Au fil des ans, les chercheurs se passionnent donc pour des auteurs oubliés depuis longtemps par les générations qui leur ont succédé. Les querelles identitaires autour de la langue et de la façon de la parler semblent parfois presque contemporaines, et les chroniques décoiffantes d'un Arthur Buies, vers 1864, férocement libéral, ne paraissent pas si éloignées de celles de Pierre Foglia dans La Presse d'aujourd'hui. Finalement, les étudiants du Département des littératures engagés pour dépouiller les milliers de bobines de microfilm qui gardent traces des journaux de l'époque, reviennent enchantés de leur voyage dans le temps, car ils découvrent avec enthousiasme une richesse documentaire complètement méconnue.

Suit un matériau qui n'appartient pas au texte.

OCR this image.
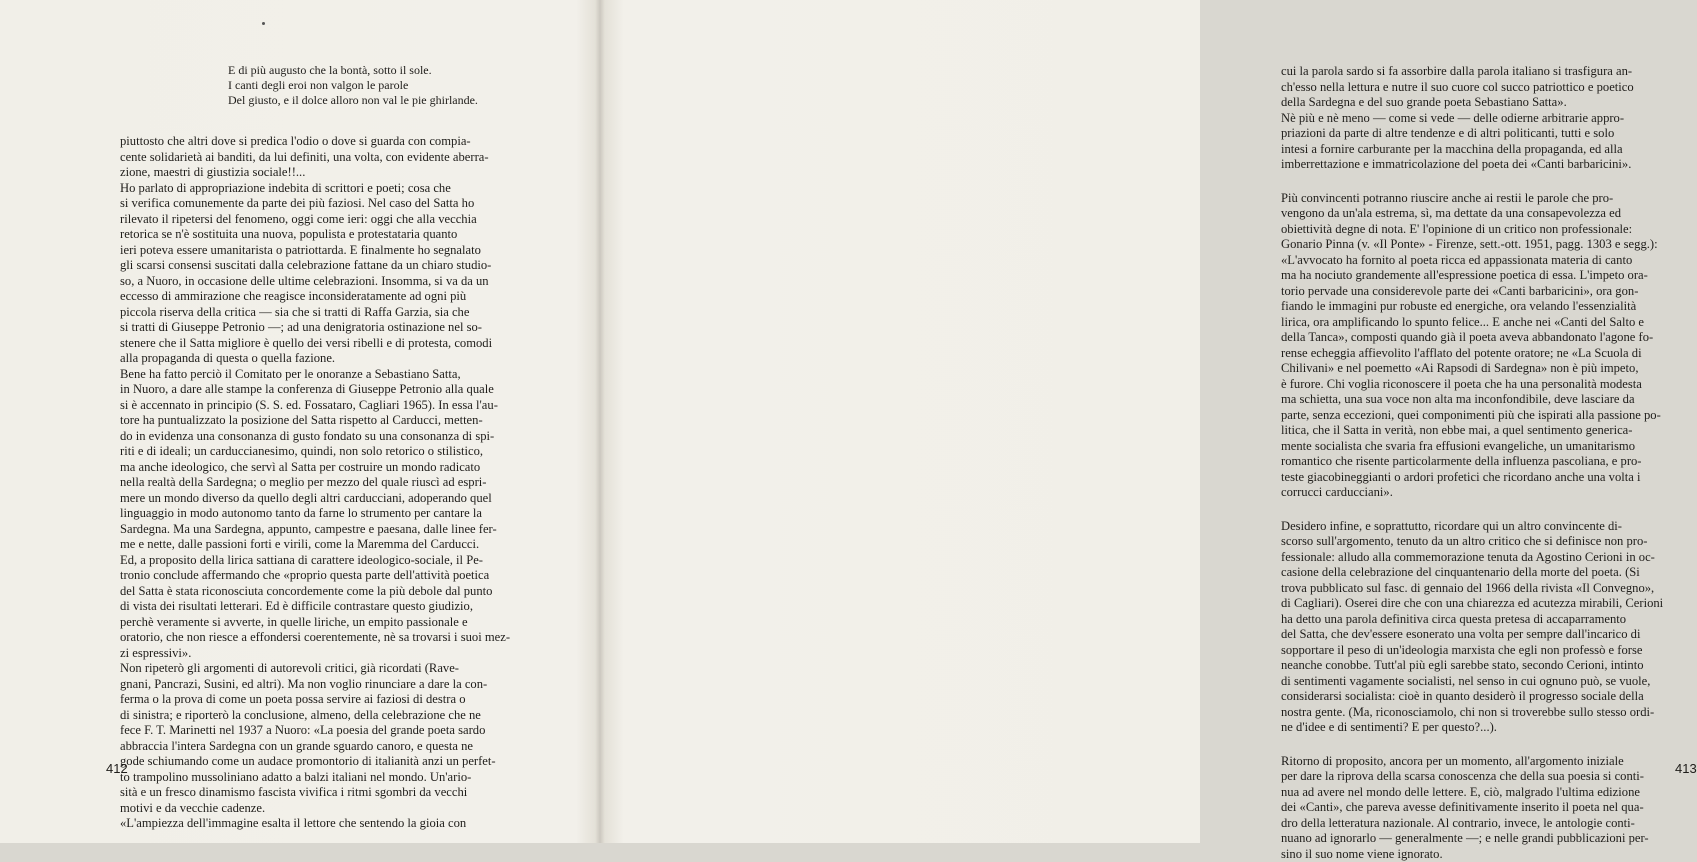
E di più augusto che la bontà, sotto il sole.
I canti degli eroi non valgon le parole
Del giusto, e il dolce alloro non val le pie ghirlande.
piuttosto che altri dove si predica l'odio o dove si guarda con compia-
cente solidarietà ai banditi, da lui definiti, una volta, con evidente aberra-
zione, maestri di giustizia sociale!!...
Ho parlato di appropriazione indebita di scrittori e poeti; cosa che
si verifica comunemente da parte dei più faziosi. Nel caso del Satta ho
rilevato il ripetersi del fenomeno, oggi come ieri: oggi che alla vecchia
retorica se n'è sostituita una nuova, populista e protestataria quanto
ieri poteva essere umanitarista o patriottarda. E finalmente ho segnalato
gli scarsi consensi suscitati dalla celebrazione fattane da un chiaro studio-
so, a Nuoro, in occasione delle ultime celebrazioni. Insomma, si va da un
eccesso di ammirazione che reagisce inconsideratamente ad ogni più
piccola riserva della critica — sia che si tratti di Raffa Garzia, sia che
si tratti di Giuseppe Petronio —; ad una denigratoria ostinazione nel so-
stenere che il Satta migliore è quello dei versi ribelli e di protesta, comodi
alla propaganda di questa o quella fazione.
Bene ha fatto perciò il Comitato per le onoranze a Sebastiano Satta,
in Nuoro, a dare alle stampe la conferenza di Giuseppe Petronio alla quale
si è accennato in principio (S. S. ed. Fossataro, Cagliari 1965). In essa l'au-
tore ha puntualizzato la posizione del Satta rispetto al Carducci, metten-
do in evidenza una consonanza di gusto fondato su una consonanza di spi-
riti e di ideali; un carduccianesimo, quindi, non solo retorico o stilistico,
ma anche ideologico, che servì al Satta per costruire un mondo radicato
nella realtà della Sardegna; o meglio per mezzo del quale riuscì ad espri-
mere un mondo diverso da quello degli altri carducciani, adoperando quel
linguaggio in modo autonomo tanto da farne lo strumento per cantare la
Sardegna. Ma una Sardegna, appunto, campestre e paesana, dalle linee fer-
me e nette, dalle passioni forti e virili, come la Maremma del Carducci.
Ed, a proposito della lirica sattiana di carattere ideologico-sociale, il Pe-
tronio conclude affermando che «proprio questa parte dell'attività poetica
del Satta è stata riconosciuta concordemente come la più debole dal punto
di vista dei risultati letterari. Ed è difficile contrastare questo giudizio,
perchè veramente si avverte, in quelle liriche, un empito passionale e
oratorio, che non riesce a effondersi coerentemente, nè sa trovarsi i suoi mez-
zi espressivi».
Non ripeterò gli argomenti di autorevoli critici, già ricordati (Rave-
gnani, Pancrazi, Susini, ed altri). Ma non voglio rinunciare a dare la con-
ferma o la prova di come un poeta possa servire ai faziosi di destra o
di sinistra; e riporterò la conclusione, almeno, della celebrazione che ne
fece F. T. Marinetti nel 1937 a Nuoro: «La poesia del grande poeta sardo
abbraccia l'intera Sardegna con un grande sguardo canoro, e questa ne
gode schiumando come un audace promontorio di italianità anzi un perfet-
to trampolino mussoliniano adatto a balzi italiani nel mondo. Un'ario-
sità e un fresco dinamismo fascista vivifica i ritmi sgombri da vecchi
motivi e da vecchie cadenze.
«L'ampiezza dell'immagine esalta il lettore che sentendo la gioia con
412
cui la parola sardo si fa assorbire dalla parola italiano si trasfigura an-
ch'esso nella lettura e nutre il suo cuore col succo patriottico e poetico
della Sardegna e del suo grande poeta Sebastiano Satta».
Nè più e nè meno — come si vede — delle odierne arbitrarie appro-
priazioni da parte di altre tendenze e di altri politicanti, tutti e solo
intesi a fornire carburante per la macchina della propaganda, ed alla
imberrettazione e immatricolazione del poeta dei «Canti barbaricini».
Più convincenti potranno riuscire anche ai restii le parole che pro-
vengono da un'ala estrema, sì, ma dettate da una consapevolezza ed
obiettività degne di nota. E' l'opinione di un critico non professionale:
Gonario Pinna (v. «Il Ponte» - Firenze, sett.-ott. 1951, pagg. 1303 e segg.):
«L'avvocato ha fornito al poeta ricca ed appassionata materia di canto
ma ha nociuto grandemente all'espressione poetica di essa. L'impeto ora-
torio pervade una considerevole parte dei «Canti barbaricini», ora gon-
fiando le immagini pur robuste ed energiche, ora velando l'essenzialità
lirica, ora amplificando lo spunto felice... E anche nei «Canti del Salto e
della Tanca», composti quando già il poeta aveva abbandonato l'agone fo-
rense echeggia affievolito l'afflato del potente oratore; ne «La Scuola di
Chilivani» e nel poemetto «Ai Rapsodi di Sardegna» non è più impeto,
è furore. Chi voglia riconoscere il poeta che ha una personalità modesta
ma schietta, una sua voce non alta ma inconfondibile, deve lasciare da
parte, senza eccezioni, quei componimenti più che ispirati alla passione po-
litica, che il Satta in verità, non ebbe mai, a quel sentimento generica-
mente socialista che svaria fra effusioni evangeliche, un umanitarismo
romantico che risente particolarmente della influenza pascoliana, e pro-
teste giacobineggianti o ardori profetici che ricordano anche una volta i
corrucci carducciani».
Desidero infine, e soprattutto, ricordare qui un altro convincente di-
scorso sull'argomento, tenuto da un altro critico che si definisce non pro-
fessionale: alludo alla commemorazione tenuta da Agostino Cerioni in oc-
casione della celebrazione del cinquantenario della morte del poeta. (Si
trova pubblicato sul fasc. di gennaio del 1966 della rivista «Il Convegno»,
di Cagliari). Oserei dire che con una chiarezza ed acutezza mirabili, Cerioni
ha detto una parola definitiva circa questa pretesa di accaparramento
del Satta, che dev'essere esonerato una volta per sempre dall'incarico di
sopportare il peso di un'ideologia marxista che egli non professò e forse
neanche conobbe. Tutt'al più egli sarebbe stato, secondo Cerioni, intinto
di sentimenti vagamente socialisti, nel senso in cui ognuno può, se vuole,
considerarsi socialista: cioè in quanto desiderò il progresso sociale della
nostra gente. (Ma, riconosciamolo, chi non si troverebbe sullo stesso ordi-
ne d'idee e di sentimenti? E per questo?...).
Ritorno di proposito, ancora per un momento, all'argomento iniziale
per dare la riprova della scarsa conoscenza che della sua poesia si conti-
nua ad avere nel mondo delle lettere. E, ciò, malgrado l'ultima edizione
dei «Canti», che pareva avesse definitivamente inserito il poeta nel qua-
dro della letteratura nazionale. Al contrario, invece, le antologie conti-
nuano ad ignorarlo — generalmente —; e nelle grandi pubblicazioni per-
sino il suo nome viene ignorato.
413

Des mondes qui meurent et naissent
Le cinquième volume de la série La vie littéraire,
à paraître prochainement, devrait d'ailleurs encore
mieux mettre en lumière l'étendue de ce gisement
qui dort actuellement en bibliothèque. Il porte en effet
sur une période charnière, celle du tournant du
XXe siècle où la littérature prend un nouvel
essor dans un Montréal de plus en plus riche. Les théâtres,
les magazines, les collections artistiques connaissent un véritable
âge d'or, ce qui a d'importantes répercussions pour
les gens de lettres. De plus en plus, également, ces derniers
se rapprochent de la France, en particulier de ses courants conservateurs.

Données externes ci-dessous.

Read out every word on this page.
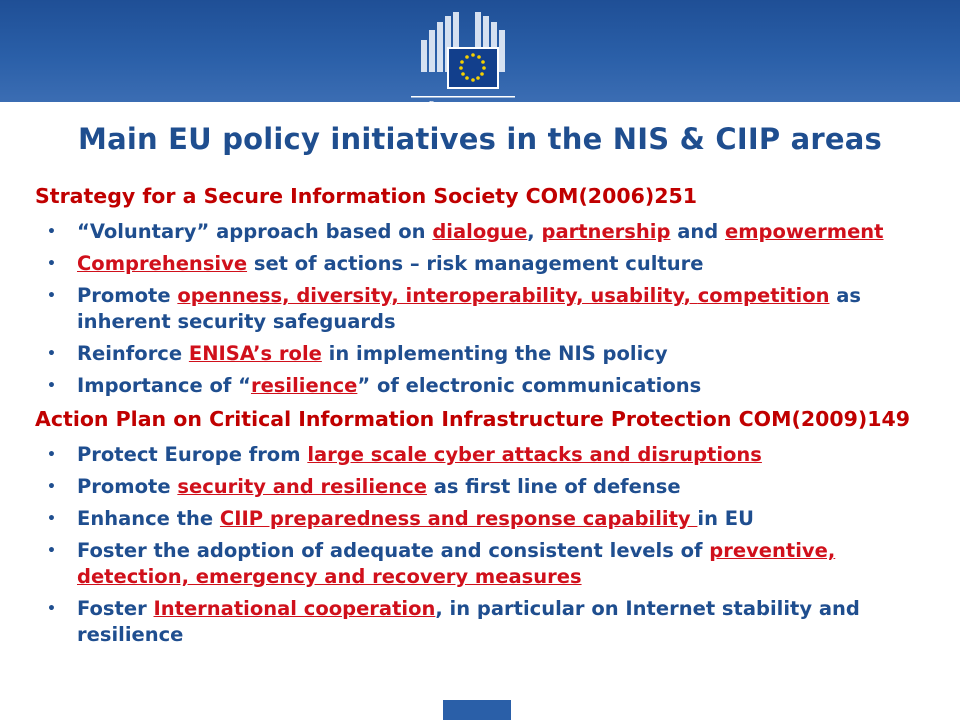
European
Commission
Main EU policy initiatives in the NIS & CIIP areas
Strategy for a Secure Information Society COM(2006)251
• “Voluntary” approach based on dialogue, partnership and empowerment
• Comprehensive set of actions – risk management culture
• Promote openness, diversity, interoperability, usability, competition as inherent security safeguards
• Reinforce ENISA’s role in implementing the NIS policy
• Importance of “resilience” of electronic communications
Action Plan on Critical Information Infrastructure Protection COM(2009)149
• Protect Europe from large scale cyber attacks and disruptions
• Promote security and resilience as first line of defense
• Enhance the CIIP preparedness and response capability in EU
• Foster the adoption of adequate and consistent levels of preventive, detection, emergency and recovery measures
• Foster International cooperation, in particular on Internet stability and resilience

"L'histoire de la littérature témoigne aussi de la fin d'un monde, fait remarquer Denis Saint-Jacques. Ainsi le roman du terroir, qui fait l'apologie de la vie à la campagne, n'apparaît pas au XIXe siècle, mais bien au vingtième, quand les gens éprouvent en fait la perte de ce mode de vie." Les deux autres volumes en préparation, qui amènent les chercheurs à travailler sur des oeuvres écrites jusqu'en 1952, devraient permettre à l'équipe du CRLIQ d'expliquer davantage la modernisation brutale que subit une littérature devenue, depuis, "québécoise". Car les principaux ferments qui permettront l'éclosion des Michel Tremblay, Yves Beauchemin, Jacques Poulin et autres auteurs contemporains, sont déjà contenus dans les oeuvres de leurs prédécesseurs. Encore fallait-il les mettre au jour, et les dépoussiérer.
La vie littéraire au Québec est une oeuvre de référence incontournable que la critique a déjà reconnue comme un modèle en son genre. Elle offre aux étudiants, aux enseignants et aux spécialistes une solide synthèse qui s'insprire d'une approche originale et d'une recherche de première main.